Por exemplo, no caso de Instant Redemption, o preço de troca não depende apenas das execuções no mercado; ele também é influenciado pelo mecanismo de precificação do protocolo. No Emergency Redemption, também não é algo que seja acionado automaticamente ao cumprir uma condição objetiva na cadeia; em vez disso, ele fica condicionado a parâmetros de governança.

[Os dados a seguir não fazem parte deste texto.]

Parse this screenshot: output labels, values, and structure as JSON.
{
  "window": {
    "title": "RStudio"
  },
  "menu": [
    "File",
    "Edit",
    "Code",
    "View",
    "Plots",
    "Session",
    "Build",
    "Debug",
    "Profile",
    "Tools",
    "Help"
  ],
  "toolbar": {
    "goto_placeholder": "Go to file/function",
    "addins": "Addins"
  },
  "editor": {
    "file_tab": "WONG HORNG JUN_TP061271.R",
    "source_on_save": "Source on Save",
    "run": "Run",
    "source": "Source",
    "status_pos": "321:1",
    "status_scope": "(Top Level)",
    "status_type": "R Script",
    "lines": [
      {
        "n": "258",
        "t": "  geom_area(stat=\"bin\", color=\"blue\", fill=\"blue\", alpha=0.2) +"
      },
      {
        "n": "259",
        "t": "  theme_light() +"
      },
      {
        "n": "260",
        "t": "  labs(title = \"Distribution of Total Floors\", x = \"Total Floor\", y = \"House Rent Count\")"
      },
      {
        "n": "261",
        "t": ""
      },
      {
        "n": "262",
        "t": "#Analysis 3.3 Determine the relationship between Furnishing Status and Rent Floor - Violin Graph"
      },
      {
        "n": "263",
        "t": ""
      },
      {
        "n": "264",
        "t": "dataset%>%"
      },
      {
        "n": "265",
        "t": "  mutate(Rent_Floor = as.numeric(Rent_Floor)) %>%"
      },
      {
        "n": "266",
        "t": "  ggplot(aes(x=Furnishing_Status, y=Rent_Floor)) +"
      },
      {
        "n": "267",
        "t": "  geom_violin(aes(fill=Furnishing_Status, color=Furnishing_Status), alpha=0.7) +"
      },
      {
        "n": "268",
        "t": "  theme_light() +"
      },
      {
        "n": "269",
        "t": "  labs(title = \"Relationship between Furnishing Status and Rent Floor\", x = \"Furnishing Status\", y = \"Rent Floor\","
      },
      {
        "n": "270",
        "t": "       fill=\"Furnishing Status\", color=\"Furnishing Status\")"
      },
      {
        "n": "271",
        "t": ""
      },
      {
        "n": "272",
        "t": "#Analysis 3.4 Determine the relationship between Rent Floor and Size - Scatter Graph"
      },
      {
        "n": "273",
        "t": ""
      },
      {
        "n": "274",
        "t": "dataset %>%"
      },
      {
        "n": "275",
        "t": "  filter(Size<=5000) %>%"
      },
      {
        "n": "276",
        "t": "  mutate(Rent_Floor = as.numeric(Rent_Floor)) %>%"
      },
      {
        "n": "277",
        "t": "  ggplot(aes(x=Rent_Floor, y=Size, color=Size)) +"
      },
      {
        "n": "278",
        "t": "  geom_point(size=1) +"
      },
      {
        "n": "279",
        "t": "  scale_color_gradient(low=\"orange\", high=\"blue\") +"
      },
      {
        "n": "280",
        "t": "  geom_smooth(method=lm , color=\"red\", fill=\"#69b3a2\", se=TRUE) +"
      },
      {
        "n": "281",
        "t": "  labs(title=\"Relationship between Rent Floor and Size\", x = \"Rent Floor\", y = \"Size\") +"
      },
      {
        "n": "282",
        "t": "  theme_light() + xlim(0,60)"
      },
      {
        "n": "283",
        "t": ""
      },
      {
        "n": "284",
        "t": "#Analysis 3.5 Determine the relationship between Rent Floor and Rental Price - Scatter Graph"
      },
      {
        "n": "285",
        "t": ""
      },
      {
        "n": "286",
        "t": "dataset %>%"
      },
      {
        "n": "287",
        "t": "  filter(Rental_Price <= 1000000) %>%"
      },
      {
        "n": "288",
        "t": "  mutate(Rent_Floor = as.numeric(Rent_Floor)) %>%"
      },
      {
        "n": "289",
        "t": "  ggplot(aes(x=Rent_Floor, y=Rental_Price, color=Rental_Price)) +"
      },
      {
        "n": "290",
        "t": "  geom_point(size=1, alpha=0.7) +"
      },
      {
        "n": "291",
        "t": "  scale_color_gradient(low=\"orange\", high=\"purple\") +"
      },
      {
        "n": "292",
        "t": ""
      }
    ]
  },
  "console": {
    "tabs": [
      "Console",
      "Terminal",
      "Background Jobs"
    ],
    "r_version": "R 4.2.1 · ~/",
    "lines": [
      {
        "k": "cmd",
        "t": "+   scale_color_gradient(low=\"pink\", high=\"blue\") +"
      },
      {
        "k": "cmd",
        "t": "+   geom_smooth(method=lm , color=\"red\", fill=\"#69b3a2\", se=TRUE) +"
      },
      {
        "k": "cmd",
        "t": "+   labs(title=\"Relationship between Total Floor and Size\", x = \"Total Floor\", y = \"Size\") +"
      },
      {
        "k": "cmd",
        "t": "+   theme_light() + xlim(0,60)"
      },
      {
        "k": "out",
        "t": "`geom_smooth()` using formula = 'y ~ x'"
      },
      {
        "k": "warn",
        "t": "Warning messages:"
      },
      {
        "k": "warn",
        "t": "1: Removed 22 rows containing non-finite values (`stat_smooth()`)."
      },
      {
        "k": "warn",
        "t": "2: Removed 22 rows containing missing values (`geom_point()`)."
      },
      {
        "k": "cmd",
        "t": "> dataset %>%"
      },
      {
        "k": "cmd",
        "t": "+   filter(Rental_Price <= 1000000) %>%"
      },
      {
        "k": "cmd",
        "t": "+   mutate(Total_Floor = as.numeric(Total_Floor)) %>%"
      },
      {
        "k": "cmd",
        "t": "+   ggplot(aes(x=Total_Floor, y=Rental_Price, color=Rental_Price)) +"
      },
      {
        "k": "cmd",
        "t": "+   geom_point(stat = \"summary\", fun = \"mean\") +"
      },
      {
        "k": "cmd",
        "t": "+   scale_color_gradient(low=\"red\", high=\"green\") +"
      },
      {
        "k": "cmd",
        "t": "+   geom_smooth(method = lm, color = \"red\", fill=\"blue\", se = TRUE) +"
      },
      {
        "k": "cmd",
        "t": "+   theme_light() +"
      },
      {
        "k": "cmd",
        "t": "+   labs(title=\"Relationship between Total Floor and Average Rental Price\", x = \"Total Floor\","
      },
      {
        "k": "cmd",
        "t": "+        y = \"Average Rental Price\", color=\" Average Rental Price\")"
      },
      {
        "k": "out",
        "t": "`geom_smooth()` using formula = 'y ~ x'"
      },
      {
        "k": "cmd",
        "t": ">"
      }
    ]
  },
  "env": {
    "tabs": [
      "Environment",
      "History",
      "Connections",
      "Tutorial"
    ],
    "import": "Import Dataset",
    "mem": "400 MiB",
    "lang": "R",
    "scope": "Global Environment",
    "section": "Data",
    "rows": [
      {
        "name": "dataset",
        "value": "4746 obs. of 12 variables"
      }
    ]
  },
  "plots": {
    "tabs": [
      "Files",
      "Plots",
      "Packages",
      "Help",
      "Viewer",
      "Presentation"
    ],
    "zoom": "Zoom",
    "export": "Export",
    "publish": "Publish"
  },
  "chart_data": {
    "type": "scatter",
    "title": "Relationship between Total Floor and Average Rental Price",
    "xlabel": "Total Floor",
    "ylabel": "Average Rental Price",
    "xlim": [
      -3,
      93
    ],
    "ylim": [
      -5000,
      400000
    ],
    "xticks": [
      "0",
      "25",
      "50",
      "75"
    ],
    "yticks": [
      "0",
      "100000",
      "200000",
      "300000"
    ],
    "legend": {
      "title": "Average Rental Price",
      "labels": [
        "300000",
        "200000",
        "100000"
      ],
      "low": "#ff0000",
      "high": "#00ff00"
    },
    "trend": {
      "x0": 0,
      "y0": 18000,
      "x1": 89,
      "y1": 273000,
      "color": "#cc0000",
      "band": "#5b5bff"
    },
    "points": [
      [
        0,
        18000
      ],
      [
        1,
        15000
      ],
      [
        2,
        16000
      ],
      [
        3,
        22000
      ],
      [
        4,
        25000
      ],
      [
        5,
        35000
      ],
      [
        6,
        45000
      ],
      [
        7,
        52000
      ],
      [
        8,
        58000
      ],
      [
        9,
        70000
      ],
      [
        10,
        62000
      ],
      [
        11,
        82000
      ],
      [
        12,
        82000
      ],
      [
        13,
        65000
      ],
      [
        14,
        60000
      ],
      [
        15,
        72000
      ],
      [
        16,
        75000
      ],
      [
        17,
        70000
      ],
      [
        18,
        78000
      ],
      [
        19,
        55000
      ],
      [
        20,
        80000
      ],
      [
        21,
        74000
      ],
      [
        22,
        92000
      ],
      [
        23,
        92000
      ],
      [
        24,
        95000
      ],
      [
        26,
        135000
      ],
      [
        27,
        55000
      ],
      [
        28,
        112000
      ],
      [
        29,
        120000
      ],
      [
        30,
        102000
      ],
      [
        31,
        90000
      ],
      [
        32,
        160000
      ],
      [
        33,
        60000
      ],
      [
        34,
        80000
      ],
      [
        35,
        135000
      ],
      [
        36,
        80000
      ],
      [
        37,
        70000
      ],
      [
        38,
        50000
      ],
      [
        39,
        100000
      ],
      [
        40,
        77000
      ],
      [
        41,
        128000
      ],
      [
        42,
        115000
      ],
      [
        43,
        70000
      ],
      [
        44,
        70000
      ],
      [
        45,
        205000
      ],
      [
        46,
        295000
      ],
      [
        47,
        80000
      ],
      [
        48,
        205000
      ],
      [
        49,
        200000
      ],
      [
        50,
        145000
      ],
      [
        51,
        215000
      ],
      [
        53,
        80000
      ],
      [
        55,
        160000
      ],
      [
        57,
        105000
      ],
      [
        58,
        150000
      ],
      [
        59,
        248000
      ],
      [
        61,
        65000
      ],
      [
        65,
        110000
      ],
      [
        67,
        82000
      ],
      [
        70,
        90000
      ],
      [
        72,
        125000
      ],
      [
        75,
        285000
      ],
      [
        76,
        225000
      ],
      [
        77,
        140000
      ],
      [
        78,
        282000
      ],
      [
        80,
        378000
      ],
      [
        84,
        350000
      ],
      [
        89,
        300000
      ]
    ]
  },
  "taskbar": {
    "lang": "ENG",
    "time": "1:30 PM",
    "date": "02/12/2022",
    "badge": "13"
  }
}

Em outras palavras, os usuários têm entradas diferentes para resgatar, mas quando a entrada é liberada e qual é o custo — isso não está completamente sob o controle deles.

Do ponto de vista da segurança dos ativos, o BTC continua bloqueado nos scripts Taproot e no modelo UTXO; o modelo de custódia não mudou. Porém, do ponto de vista da liquidez, o que realmente afeta a experiência é o conjunto de mecanismos responsável por interpretar o estado e calcular os parâmetros.

Para o usuário comum, talvez a percepção seja apenas pagar alguns pontos percentuais a mais no momento do resgate. Já para instituições que precisam gerenciar liquidez, isso significa incerteza tanto nos custos de resgate quanto no tempo para o recebimento, o que impacta o planejamento e a alocação de fundos.

Portanto, eu não deixo de me preocupar com risco de liquidez só porque existem três modalidades de resgate. Eu me concentro em alguns dados reais após o lançamento na mainnet:

* O slippage efetivo do Instant Redemption vai se estabilizando com o tempo?
* Do acionamento até o BTC ser desbloqueado, o Emergency Redemption exige quantas confirmações de blocos, exatamente?
* Quando a comunidade fizer alterações nos parâmetros-chave, ela terá janelas longas o suficiente de discussão pública e de oposição?

Somente com esses dados validados ao longo de ciclos de alta e baixa (bull/bear), a Babylon terá a chance de atualizar o Bitcoin Staking de “trocar bloqueio de longo prazo por recompensas” para uma infraestrutura com “regras transparentes e liquidez previsível”.

E se fosse com você, o que escolheria?

A. Aceitar um período de desbloqueio mais longo, em busca de maior rendimento.
B. Pagar um custo pela liquidez e escolher resgate imediato.
C. Primeiro observar os dados reais de resgate após o lançamento na mainnet e, então, decidir se participa.